Skip to content
Mark Lauter edited this page Jun 24, 2026 · 2 revisions

title: lexi summary: "A regex-based lexer for .NET, published as MSL.Lexi — declare a vocabulary of named regex patterns mapped to token ids, then scan source into tokens with maximal-munch." tags: [lexi, overview, lexer, tokenizer, regex, parsing, csharp, index] created: 2026-06-24 status: draft

lexi

lexi is a regex-based lexer, or tokenizer, for .NET, published to NuGet as MSL.Lexi. You declare a vocabulary of named regex patterns, each mapped to an integer token id, and the lexer scans source text left to right, emitting the next matching token. It is general-purpose — SQL is only one demonstration — and is built to feed simple recursive-descent parsers, with a math expression parser and a SQL-like query parser shipped as samples.
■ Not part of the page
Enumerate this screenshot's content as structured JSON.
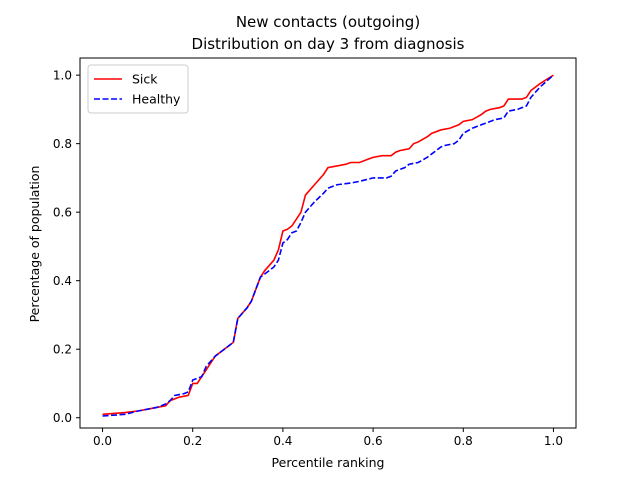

Unlike most of the projects in this collection, lexi is finished and published: it builds clean across three target frameworks, carries tests and CI, and uses ref struct value types throughout for allocation-light scanning.

Architecture

Architecture describes the tokenization pipeline — the Source over the input, the Lexer that applies patterns with maximal-munch selection, the Symbol it emits, and the VocabularyBuilder that configures it.

Branches

  • Branch-main — the only branch: the published MSL.Lexi lexer with its VocabularyBuilder API and sample parsers.

A note on state

The project is finished and stable. Branch-main reports a verified build-status from dotnet build — it multi-targets net6.0, net7.0, and net8.0, and builds clean across all three. The package is MSL.Lexi v2.2.2, AOT-compatible and trimmable. The only loose end in source is a // todo noting the character-literal pattern does not yet handle escape sequences.